Savran, David. Breaking the Rules: The Wooster Group. New York: Theatre Communications Group, 1988.
This is a fairly strange exploration of a strange group. Savran attempts to mirror the Wooster Group's style by presenting their material out of chronological order and in fragments of interviews and photos juxtaposed with his analysis. Unfortunately, this organizational structure leaves the book with interesting first and final chapters and an interminable middle chapter.
Savran doesn't explicitly explain his arrangement with the group, but he seems to be some sort of authorized official historian with a great deal of access to the group. This leads me to question also what kind of constraints he might be working under in exchange for this access. He does not explain much about how the group came into existence (other than it vaguely emerged from Elizabeth LeCompte's and others' disillusionment with Richard Schechner's leadership of the Performance Garage) or other personal dynamics within the group. For example, Steve Buschemi magically appears in L.S.D. (...Just the High Points...) with no indication of when he joined the group. Elizabeth Lecompte's sexual relationships with Spalding Gray and Willem Dafoe clearly influenced the structure of the group, and yet they are barely suggested in Savran's book. Similarly, Ron Vawter's homosexuality goes completely unmentioned. In is attempts to avoid documenting the personal gossip and dirty laundry of the group, Savran leaves gaping holes in his explanations of the group's history.

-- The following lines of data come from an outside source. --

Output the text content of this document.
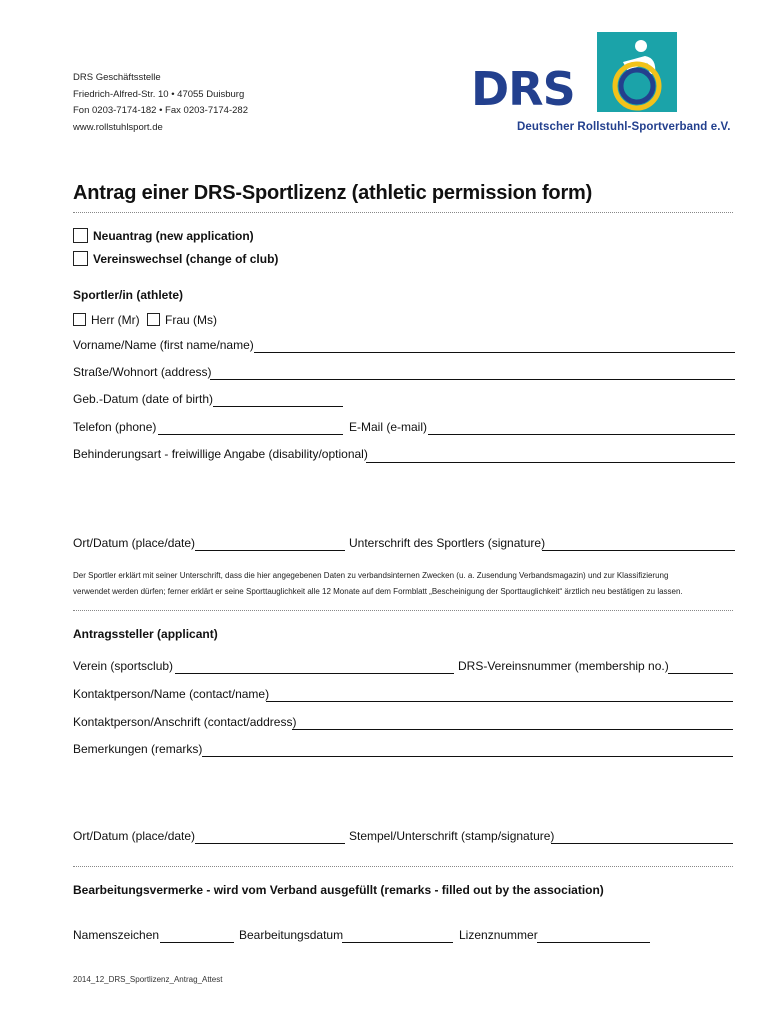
DRS Geschäftsstelle
Friedrich-Alfred-Str. 10 • 47055 Duisburg
Fon 0203-7174-182 • Fax 0203-7174-282
www.rollstuhlsport.de
DRS
Deutscher Rollstuhl-Sportverband e.V.
Antrag einer DRS-Sportlizenz (athletic permission form)
Neuantrag (new application)
Vereinswechsel (change of club)
Sportler/in (athlete)
Herr (Mr)	Frau (Ms)
Vorname/Name (first name/name)
Straße/Wohnort (address)
Geb.-Datum (date of birth)
Telefon (phone)	E-Mail (e-mail)
Behinderungsart - freiwillige Angabe (disability/optional)
Ort/Datum (place/date)	Unterschrift des Sportlers (signature)
Der Sportler erklärt mit seiner Unterschrift, dass die hier angegebenen Daten zu verbandsinternen Zwecken (u. a. Zusendung Verbandsmagazin) und zur Klassifizierung
verwendet werden dürfen; ferner erklärt er seine Sporttauglichkeit alle 12 Monate auf dem Formblatt „Bescheinigung der Sporttauglichkeit“ ärztlich neu bestätigen zu lassen.
Antragssteller (applicant)
Verein (sportsclub)	DRS-Vereinsnummer (membership no.)
Kontaktperson/Name (contact/name)
Kontaktperson/Anschrift (contact/address)
Bemerkungen (remarks)
Ort/Datum (place/date)	Stempel/Unterschrift (stamp/signature)
Bearbeitungsvermerke - wird vom Verband ausgefüllt (remarks - filled out by the association)
Namenszeichen	Bearbeitungsdatum	Lizenznummer
2014_12_DRS_Sportlizenz_Antrag_Attest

Route 1 & 9 and L.S.D. (...Just the High Points...) emerge from this book as fascinating theatrical experiments masterfully described and analyzed by Savran. The juxtaposition of Our Town and The Crucible respectively with various other cultural moments evoke criticism of both American theatrical traditions and the historical periods represented by each of these plays. Savran explores L.S.D. as an exercise in historiography, looking at Miller's Crucible and the work of Timothy Leary as two images of the same period. The Wooster Group takes apart that moment; "it performs the fact that history, like theare, is always a dance of absence and substitution, a dance of death" (205).
The middle chapter, however, in which Savran discusses all of the early work of the Wooster Group prior to Route 1 & 9, works neither as a history of the group nor as an anaysis of the ideas behind these productions. In this chapter, the pieces that compose the Rhode Island Trilogy (Sakonnet Point, Rumstick Road, and Nayatt School), its epilogue (Point Judith), and a completely unrelated dance piece (Hula), are all thrown together in a jumble of all the Wooster Group's early works. In the discussion, these pieces emerge as a general tribute to Spaulding Gray and the entire early work of the Wooster Group seems to be a sop to his ego. Each piece of this section is discussed mainly in its contribution to Gray's psychological development progressing toward his career as a monologist. His departure from the group seems to happen because "I knew it had to come to an end" (149) as opposed to his self-centered "need to be...the major subject matter and the focal point" (149) or because his relationship with LeCompte had ended. This entire chapter seems tedious quite disingenuous in its failure to discuss the real impetus behind any of these early works.
Savran's most fascinating contribution in this work is his discussion of LeCompte as one of the major American theater artists. He frequently emphasizes what it means that all this work comes from a female perspective and what it means for her to be "autocratic" (eschewing specific reference to the director as auteur that is rather familiar in avant garde theatre). While at one point LeCompte seems to use her role as a female director as an excuse for some misogynist comments by Gray, for the most part Savran celebrates the strength of her control over the Wooster Group as a hint of a feminist critique contributing to the Wooster Group's deconstruction of the social structures by which the group and society are implicated but which they also challenge from within. It's an interesting analysis and it deserves some more time, especially in reference to LeCompte as a woman, which Savran seems to want to explore further. He is clearly a feminist and a socialist, but he tries to avoid bringing too many of his personal beliefs into this discussion of the group's work. He limits his own perspective and contribution to mostly a fairly strict analysis of the performances.